La efímera era Cordón: Un año de vaivenes en la dirección deportiva del Sevilla FC
Se cumple un año de la llegada de Antonio Cordón al Sevilla FC, un periodo marcado por una compleja situación institucional y deportiva que ha puesto de manifiesto la inestabilidad en la dirección deportiva del club. La salida de Cordón, junto a la corta trayectoria de sus predecesores, subraya una tendencia preocupante en Nervión.
Redacción Bombonera Insider
Hoy, 07:49 · 2 min de lectura

La Dirección Deportiva en el Sevilla Fútbol Club se ha convertido en una silla caliente, una posición de alto riesgo donde la permanencia parece cada vez más complicada. El reciente adiós de Antonio Cordón, apenas un año después de su controvertida incorporación, es el último capítulo de una historia que lamentablemente se repite con demasiada frecuencia en Nervión.

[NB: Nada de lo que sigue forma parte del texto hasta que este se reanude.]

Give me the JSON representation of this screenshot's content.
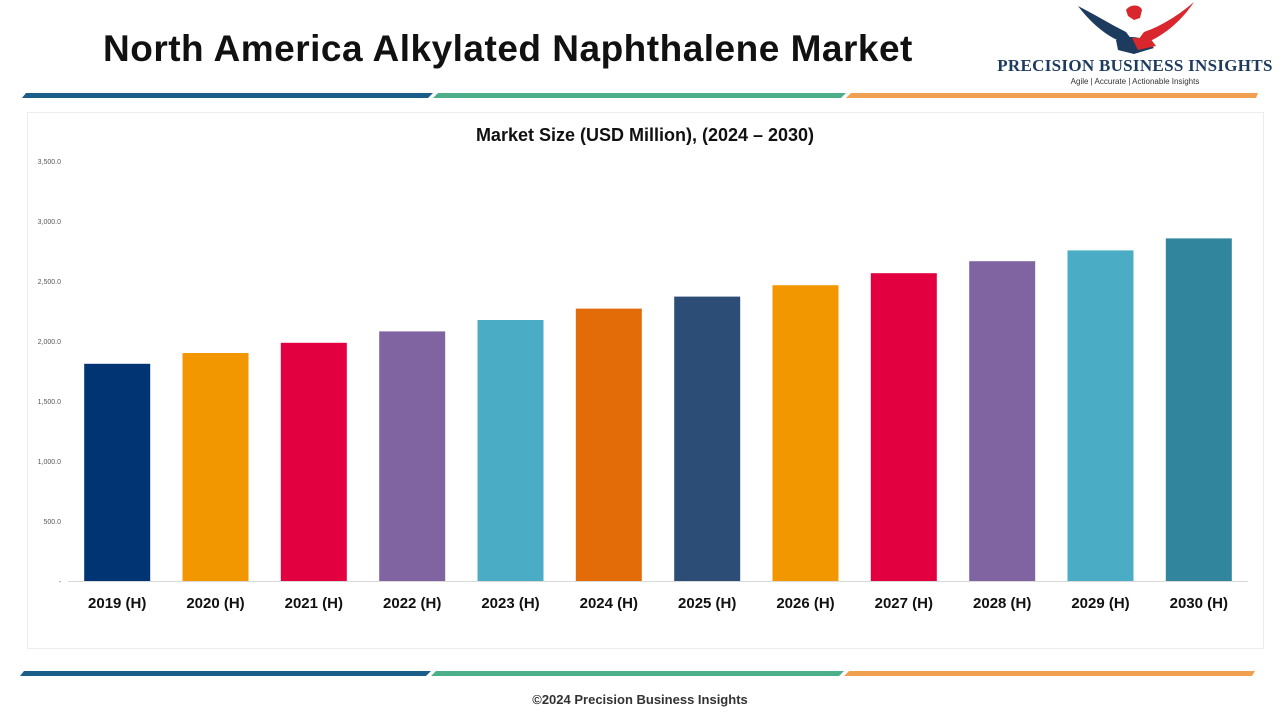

Cordón llegó al Sánchez-Pizjuán con la complicada tarea de reestructurar una plantilla en un momento financiero delicado. Su misión se vio aún más comprometida por la incertidumbre institucional, con un proceso de venta del club que congeló cualquier planificación a largo plazo y condicionó drásticamente el margen de maniobra en el mercado de fichajes.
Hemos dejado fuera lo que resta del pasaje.